The B.C.Agriculture Ministry said it was not aware of any funding request.

“The ministry does not pay for vaccinations for commercial farm operations. Vaccinations under the direction of their veterinarian are the responsibility of every farmer in the care of their animals,” it said in an emailed statement.

“We have followed the advice of public health and infectious disease experts that more research is needed to determine if a vaccine could be an option.”

The national association has also reached out to Ontario, Manitoba and Newfoundland and Labrador to consider paying for a mink vaccination program as part of a possible cost-sharing agreement with the federal government, said Moses, adding New Brunswick and Quebec have smaller operations.

British Columbia’s provincial health officer Dr. Bonnie Henry and Agriculture Minister Lana Popham cited outbreaks on three mink farms since late last year when they announced the closure last week.

Henry said mink farming is a health hazard because the animals could be a reservoir for the virus.

Scott Weese, an infectious disease veterinarian of the Ontario Veterinary College at the University of Guelph, said B.C. made a necessary and proactive decision to avoid further spread of COVID-19 between the animals and humans.

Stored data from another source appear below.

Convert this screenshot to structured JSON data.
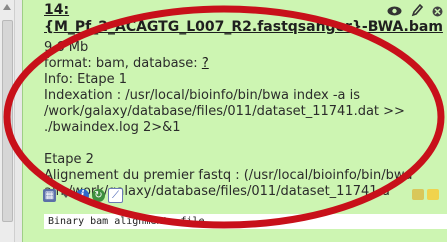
{
  "dataset": {
    "title_line1": "14:",
    "title_line2": "{M_Pf_2_ACAGTG_L007_R2.fastqsanger}-BWA.bam",
    "size": "9.6 Mb",
    "format_line": "format: bam, database: ",
    "database_link": "?",
    "info_lines": [
      "Info: Etape 1",
      "Indexation : /usr/local/bioinfo/bin/bwa index -a is",
      "/work/galaxy/database/files/011/dataset_11741.dat >>",
      "./bwaindex.log 2>&1"
    ],
    "info_lines_2": [
      "Etape 2",
      "Alignement du premier fastq : (/usr/local/bioinfo/bin/bwa",
      "aln /work/galaxy/database/files/011/dataset_11741.d"
    ],
    "peek": "Binary bam alignments file"
  },
  "icons": {
    "header": [
      "eye-icon",
      "pencil-icon",
      "delete-icon"
    ],
    "toolbar": [
      "visualize-icon",
      "dropdown-arrow-icon",
      "info-icon",
      "rerun-icon",
      "chart-icon",
      "tag-icon",
      "annotation-icon"
    ]
  },
  "colors": {
    "panel_bg": "#cdf5b2",
    "annotation_ellipse": "#c8101a"
  }
}
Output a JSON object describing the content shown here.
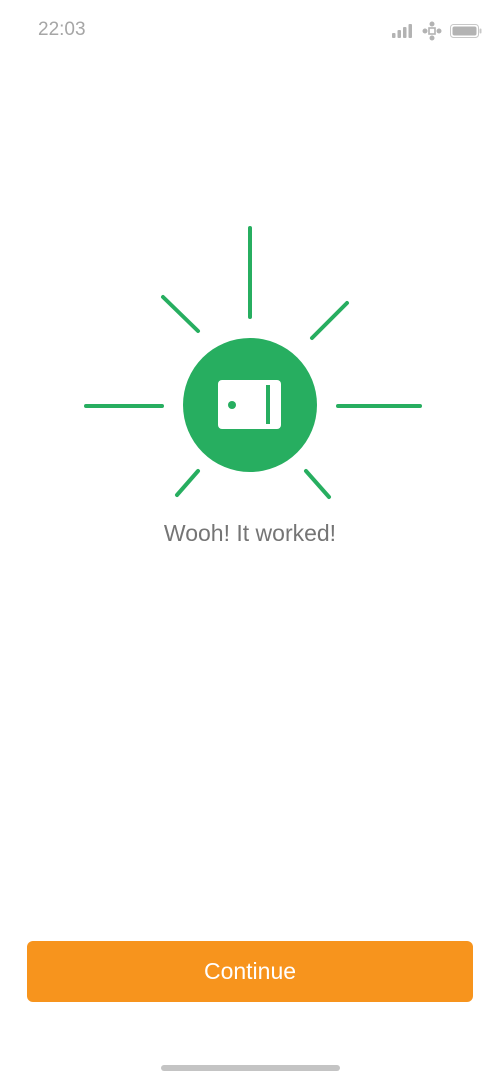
{
  "status_bar": {
    "time": "22:03",
    "icons": [
      "signal-icon",
      "vpn-icon",
      "battery-icon"
    ]
  },
  "illustration": {
    "icon": "wallet-icon",
    "accent_color": "#27ae60"
  },
  "message": "Wooh! It worked!",
  "actions": {
    "continue_label": "Continue",
    "button_color": "#f7941d"
  }
}
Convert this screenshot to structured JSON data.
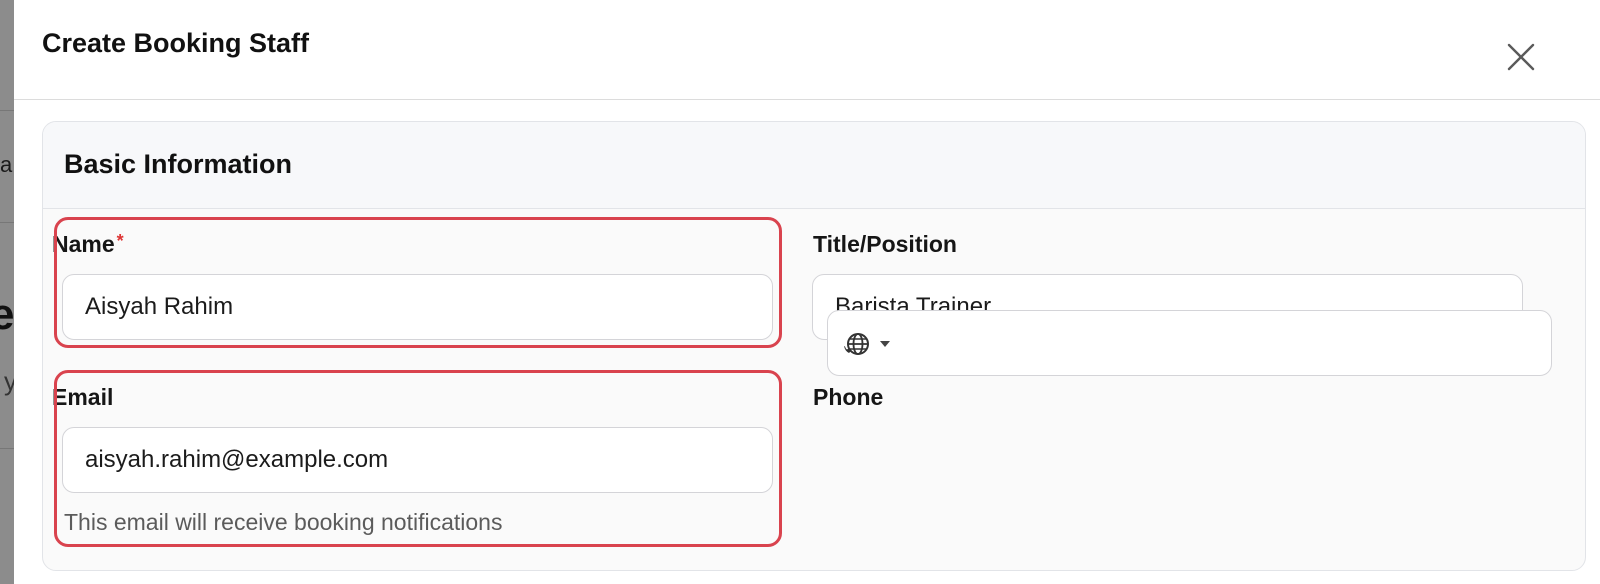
{
  "modal": {
    "title": "Create Booking Staff"
  },
  "section": {
    "title": "Basic Information"
  },
  "fields": {
    "name": {
      "label": "Name",
      "required_mark": "*",
      "value": "Aisyah Rahim"
    },
    "title_position": {
      "label": "Title/Position",
      "value": "Barista Trainer"
    },
    "email": {
      "label": "Email",
      "value": "aisyah.rahim@example.com",
      "help": "This email will receive booking notifications"
    },
    "phone": {
      "label": "Phone",
      "value": "",
      "country_icon": "globe-phone-icon"
    }
  },
  "background": {
    "fragment_a": "a",
    "fragment_e": "e",
    "fragment_y": "y"
  },
  "colors": {
    "highlight": "#d9434e",
    "required": "#dd3333"
  }
}
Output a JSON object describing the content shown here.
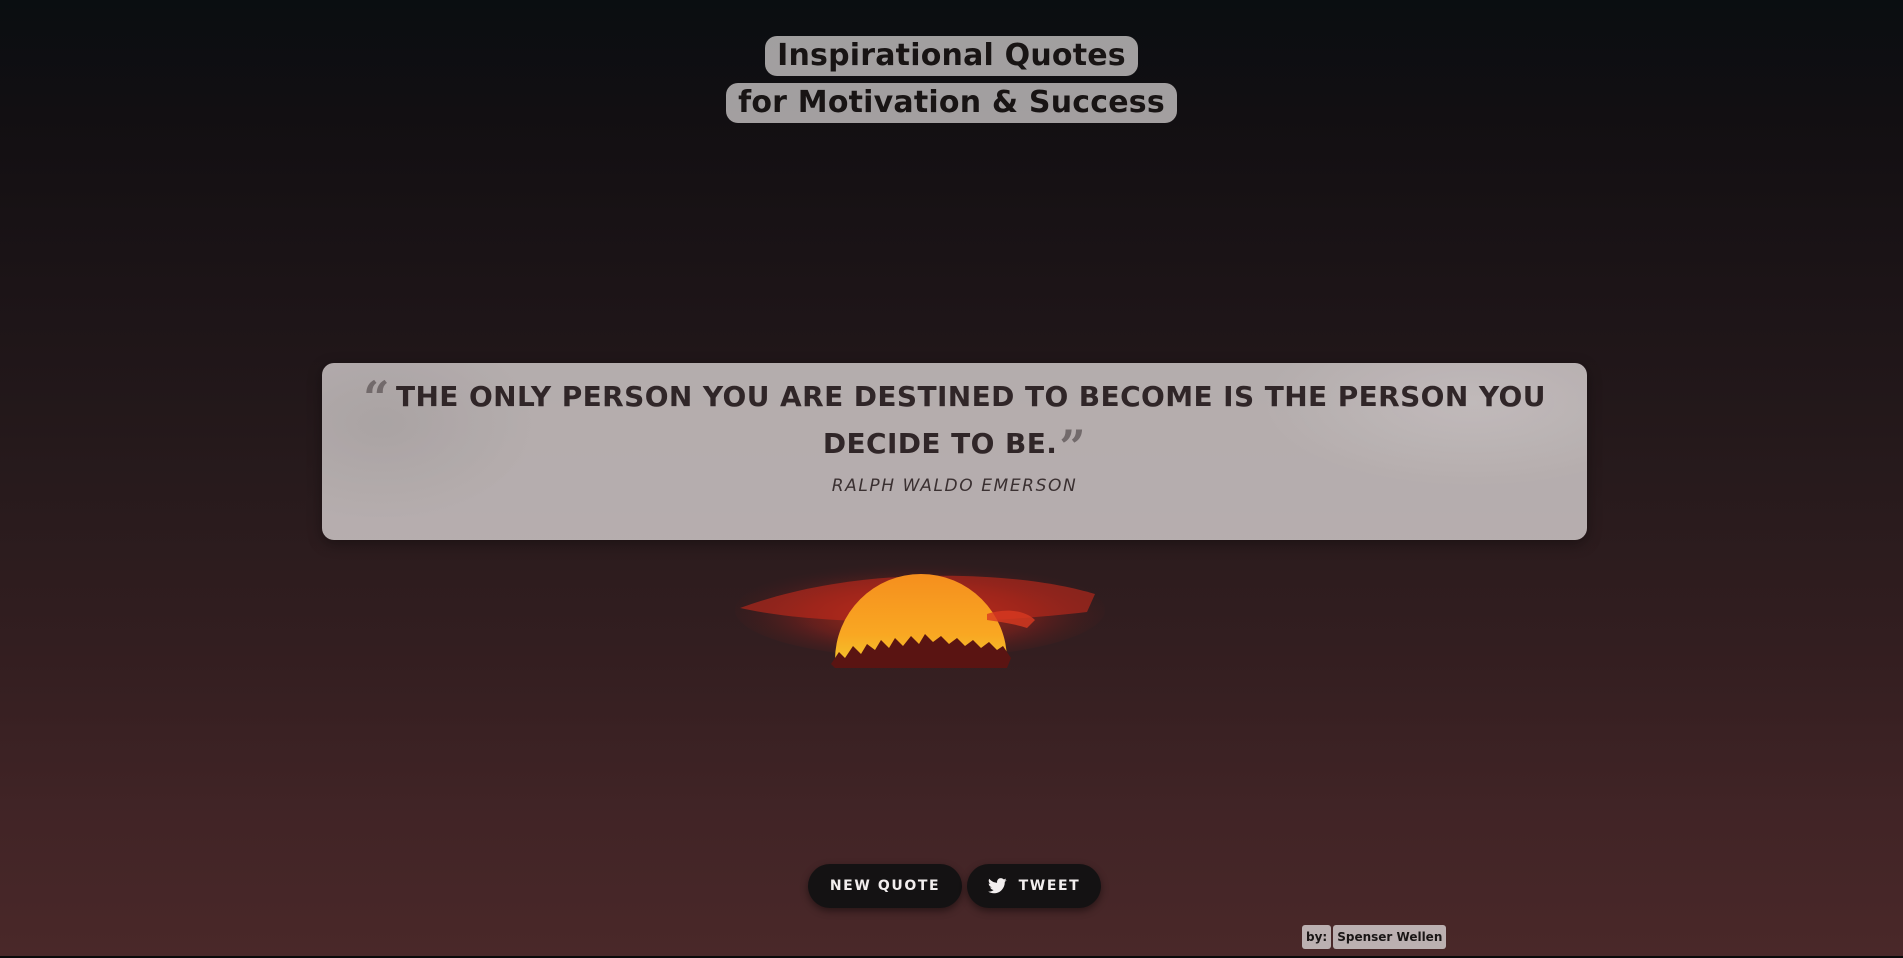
{
  "header": {
    "title_line1": "Inspirational Quotes",
    "title_line2": "for Motivation & Success"
  },
  "quote": {
    "text": "THE ONLY PERSON YOU ARE DESTINED TO BECOME IS THE PERSON YOU DECIDE TO BE.",
    "open_mark": "“",
    "close_mark": "”",
    "author": "RALPH WALDO EMERSON"
  },
  "actions": {
    "new_quote_label": "NEW QUOTE",
    "tweet_label": "TWEET",
    "tweet_icon": "twitter-icon"
  },
  "credit": {
    "prefix": "by:",
    "name": "Spenser Wellen"
  },
  "colors": {
    "background_top": "#0a0e11",
    "background_bottom": "#4a2829",
    "card": "#cdc6c6",
    "button": "#141213",
    "sun": "#f7a21d"
  }
}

He said mink are relatively susceptible to respiratory infections that can easily spread at farms where animals are housed together.

“If it’s present in the animals, we’ve got more risk of new strains. And that’s going to be a challenge over the long term,” Weese said.

“It all comes down to the cost-benefit aspect of it. We’ve got a plausible risk and we’ve got pretty minimal benefits apart from to the farmers. And it’s a very small number of farmers.”

About 70 mink farms are currently operating in Canada as part of an industry that exports pelts to countries including China, but Weese said the exact number is tough to estimate because some farms are not licensed.

While animal welfare issues are a significant concern, there are clear problems associated with mink farms that pose risks for future pandemics, he said.

Cats are among animals that can also contract COVID-19 and pass it on to people, Weese noted, adding those infections are likely to stay within a household. On mink farms, by contrast, he said the virus could spread among thousands of animals while workers could carry it further into communities.

While the mink farming industry is winding down in B.C., Nova Scotia began boosting the sector by offering separate funding to 24 licensed producers starting in January.

The Agriculture Department said 12 of those farms have so far received nearly $780,000 as part of the program aimed at strengthening the industry’s market position.

“Maintaining public trust is a goal of the Nova Scotia Mink Breeders Association, and this program supports members by assuring the highest level of care,” the department said in an emailed statement.